Ultimately, the Judge dismissed Actavis’ challenge and found the patent valid. Lilly’s counterclaim for threatened infringement succeeded.
Carr J’s discussion on the issue of inventive step is noteworthy. The Judge reminded himself of the fact that the assessment of this issue is multi-factorial and that attention must be focused on the claimed invention. He added a colourful quotation from Jacob LJ in the Ultraframe case from 2005 that: “Before the court gets to the examination room it has to do some swotting: to get into its mind the relevant knowledge of the skilled man. For how a document will be understood depends on the reader.” Carr J also commented on the so-called “obvious to try” test and its significant limitations. Overall, it was considered that the cited prior art did not render the invention obvious.
Although the discussion on inventive step over the prior art was interesting, it was eclipsed by the commentary on plausibility. On this issue, the relevant facts were that Lilly’s patent under challenge disclosed for the first time that tomoxetine was effective in the treatment of ADHD. It disclosed the mechanism of action of tomoxetine as a norepinephrine reuptake inhibitor and cited a relevant paper in support. However no data were present in the patent to support the assertions of safety or efficacy.
Actavis contended that there was a squeeze between lack of inventive step and lack of plausibility. It alleged that the patent contained no more than a bald assertion that tomoxetine was effective and safe for the treatment of ADHD. It claimed that insofar as the patent disclosed a theory to support that assertion, it was known from the prior art. Such a line of attack has become increasingly common in the English Patents Court and on some occasions, the challenges have been successful. However, Carr J took the opportunity to emphasise that plausibility challenges must be kept under control. He noted:
“There is no requirement in the EPC that a patent should contain data or experimental proof to support its claims. The reference in Salk (T609/02) to the provision of experimental tests to support the claimed therapeutic use was by way of example. In respect of claims to therapeutic applications which are of wide scope, such experimental tests may well be required. In the case of narrow claims, they may not be.
In my judgment, the policy considerations underlying plausibility for sufficiency are different from those underlying fair expectation of success for obviousness, which indicates that the standard for assessment of plausibility is not the same as assessment of obviousness. For obviousness, a fair expectation of success is required because, in an empirical art, many routes may be obvious to try, without any real idea of whether they will work. The denial of patent protection based upon the “obvious to try” criterion alone would provide insufficient incentive for research and development in, for example, pharmaceuticals and biotechnology, and would lead to the conclusion that a research program of uncertain outcome would deprive a patent of inventive step. The reason why the court requires that the invention of a patent should be plausible is different. It is to exclude speculative patents, based on mere assertion, where there is no real reason to suppose that the assertion is true.
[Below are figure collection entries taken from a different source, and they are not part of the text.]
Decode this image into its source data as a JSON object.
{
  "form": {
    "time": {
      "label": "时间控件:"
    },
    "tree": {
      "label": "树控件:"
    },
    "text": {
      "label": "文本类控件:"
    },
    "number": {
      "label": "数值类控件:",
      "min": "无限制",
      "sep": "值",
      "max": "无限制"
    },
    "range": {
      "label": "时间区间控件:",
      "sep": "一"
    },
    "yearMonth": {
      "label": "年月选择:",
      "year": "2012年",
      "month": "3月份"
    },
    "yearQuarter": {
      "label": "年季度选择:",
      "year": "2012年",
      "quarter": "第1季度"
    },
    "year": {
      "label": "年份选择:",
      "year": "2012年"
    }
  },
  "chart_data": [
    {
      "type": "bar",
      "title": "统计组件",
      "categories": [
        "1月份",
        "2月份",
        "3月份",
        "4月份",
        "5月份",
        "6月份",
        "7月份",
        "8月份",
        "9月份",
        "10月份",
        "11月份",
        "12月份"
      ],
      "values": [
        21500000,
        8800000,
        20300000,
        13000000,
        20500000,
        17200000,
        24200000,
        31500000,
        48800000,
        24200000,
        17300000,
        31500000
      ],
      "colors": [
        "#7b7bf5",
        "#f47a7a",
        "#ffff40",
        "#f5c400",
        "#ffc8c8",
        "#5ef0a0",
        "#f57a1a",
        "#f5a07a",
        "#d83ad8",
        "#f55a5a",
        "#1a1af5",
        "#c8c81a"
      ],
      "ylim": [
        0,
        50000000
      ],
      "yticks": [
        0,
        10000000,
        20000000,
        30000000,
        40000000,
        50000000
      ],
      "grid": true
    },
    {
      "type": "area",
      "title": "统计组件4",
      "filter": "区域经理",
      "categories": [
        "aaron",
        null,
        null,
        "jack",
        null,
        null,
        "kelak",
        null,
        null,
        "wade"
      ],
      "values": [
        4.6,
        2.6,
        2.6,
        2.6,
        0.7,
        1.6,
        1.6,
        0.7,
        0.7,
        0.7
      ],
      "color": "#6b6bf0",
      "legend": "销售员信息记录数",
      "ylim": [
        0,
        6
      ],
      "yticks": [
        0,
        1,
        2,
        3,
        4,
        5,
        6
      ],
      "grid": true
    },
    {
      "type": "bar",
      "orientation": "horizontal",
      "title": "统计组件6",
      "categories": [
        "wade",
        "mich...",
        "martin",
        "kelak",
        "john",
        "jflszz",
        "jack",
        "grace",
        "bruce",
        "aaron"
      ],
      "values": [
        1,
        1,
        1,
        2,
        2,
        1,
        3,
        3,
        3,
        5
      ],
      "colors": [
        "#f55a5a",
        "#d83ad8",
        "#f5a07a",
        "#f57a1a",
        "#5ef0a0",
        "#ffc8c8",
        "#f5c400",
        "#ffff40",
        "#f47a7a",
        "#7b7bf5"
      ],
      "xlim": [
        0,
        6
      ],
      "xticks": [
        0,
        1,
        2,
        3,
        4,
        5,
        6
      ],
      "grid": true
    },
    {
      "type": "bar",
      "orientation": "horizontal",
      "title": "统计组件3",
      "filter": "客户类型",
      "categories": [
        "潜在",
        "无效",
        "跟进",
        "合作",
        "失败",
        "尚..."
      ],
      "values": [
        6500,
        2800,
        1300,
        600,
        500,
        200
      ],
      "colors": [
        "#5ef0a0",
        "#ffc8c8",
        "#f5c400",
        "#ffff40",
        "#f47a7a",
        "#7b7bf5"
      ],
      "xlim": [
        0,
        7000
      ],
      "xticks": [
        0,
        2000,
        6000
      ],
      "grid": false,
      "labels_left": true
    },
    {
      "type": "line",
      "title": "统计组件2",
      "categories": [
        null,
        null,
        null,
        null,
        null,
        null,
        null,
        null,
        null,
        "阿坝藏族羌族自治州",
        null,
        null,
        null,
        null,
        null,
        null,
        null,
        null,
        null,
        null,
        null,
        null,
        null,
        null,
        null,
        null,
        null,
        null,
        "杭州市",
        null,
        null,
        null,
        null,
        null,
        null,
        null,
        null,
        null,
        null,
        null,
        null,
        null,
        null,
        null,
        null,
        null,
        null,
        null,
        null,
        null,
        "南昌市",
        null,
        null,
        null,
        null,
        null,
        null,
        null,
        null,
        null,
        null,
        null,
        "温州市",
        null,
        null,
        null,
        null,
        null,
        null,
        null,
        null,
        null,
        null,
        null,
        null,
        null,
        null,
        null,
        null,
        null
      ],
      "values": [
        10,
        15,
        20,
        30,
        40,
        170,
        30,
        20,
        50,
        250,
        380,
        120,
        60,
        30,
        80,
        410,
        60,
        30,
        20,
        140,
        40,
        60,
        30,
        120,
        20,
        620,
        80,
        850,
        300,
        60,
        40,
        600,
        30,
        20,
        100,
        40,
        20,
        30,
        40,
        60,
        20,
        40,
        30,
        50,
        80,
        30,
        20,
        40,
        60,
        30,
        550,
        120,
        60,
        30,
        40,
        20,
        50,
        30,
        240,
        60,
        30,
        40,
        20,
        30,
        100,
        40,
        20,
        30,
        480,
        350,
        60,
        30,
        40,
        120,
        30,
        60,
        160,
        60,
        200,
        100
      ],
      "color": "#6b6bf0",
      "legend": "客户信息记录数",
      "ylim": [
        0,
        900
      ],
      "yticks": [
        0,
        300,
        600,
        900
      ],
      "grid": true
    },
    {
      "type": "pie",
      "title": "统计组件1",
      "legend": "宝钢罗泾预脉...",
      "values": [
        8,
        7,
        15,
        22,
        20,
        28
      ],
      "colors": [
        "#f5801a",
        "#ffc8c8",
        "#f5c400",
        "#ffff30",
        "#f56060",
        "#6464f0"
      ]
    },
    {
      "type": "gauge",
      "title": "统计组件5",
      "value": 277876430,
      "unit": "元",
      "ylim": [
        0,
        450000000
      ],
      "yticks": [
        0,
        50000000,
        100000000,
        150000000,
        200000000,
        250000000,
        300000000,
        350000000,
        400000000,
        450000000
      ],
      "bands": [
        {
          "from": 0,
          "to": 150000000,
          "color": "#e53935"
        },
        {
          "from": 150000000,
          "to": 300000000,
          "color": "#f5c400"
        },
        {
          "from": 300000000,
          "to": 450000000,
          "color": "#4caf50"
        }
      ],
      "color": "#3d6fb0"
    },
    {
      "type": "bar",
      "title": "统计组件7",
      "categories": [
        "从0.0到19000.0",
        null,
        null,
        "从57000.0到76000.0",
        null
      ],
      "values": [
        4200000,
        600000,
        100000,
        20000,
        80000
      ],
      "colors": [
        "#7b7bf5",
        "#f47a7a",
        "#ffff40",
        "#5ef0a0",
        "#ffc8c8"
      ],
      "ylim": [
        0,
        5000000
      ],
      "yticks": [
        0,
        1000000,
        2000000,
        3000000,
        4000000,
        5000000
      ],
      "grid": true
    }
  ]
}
The cases on which Lilly relies (to which I have referred above) establish that the test of plausibility is a threshold test which is satisfied by a disclosure which is “credible”, as opposed to speculative. That disclosure may be confirmed or refuted by further evidence obtained subsequent to the priority date. If it is subsequently shown that the invention does not work with substantially all of the products or methods falling within the scope of the claim then the scope of the monopoly will exceed the technical contribution and the patent will be invalid. This indicates why plausibility is only a threshold test. A plausible invention may nonetheless be shown to be insufficient. In my judgment the standard for assessment of plausibility is not the same the standard for assessment of expectation of success in the context of obviousness.”
In the author’s personal view, this clarification is to be welcomed. There was a danger of plausibility taking on a life of its own and assuming a level of importance that was probably not intended by the House of Lords in Conor v Angiotech . Carr J’s approach is much more aligned with the EPO approach as demonstrated in e.g. T578/06 (Ipsen) and makes it clear that the assessment for plausibility is not the same as that for expectations of success in obviousness – the former is a much lower hurdle.
As noted at the start of this short commentary, this is one of the first judgments from the English Patents Court’s most recently appointed judge. Let’s hope it is a taste of what is to come.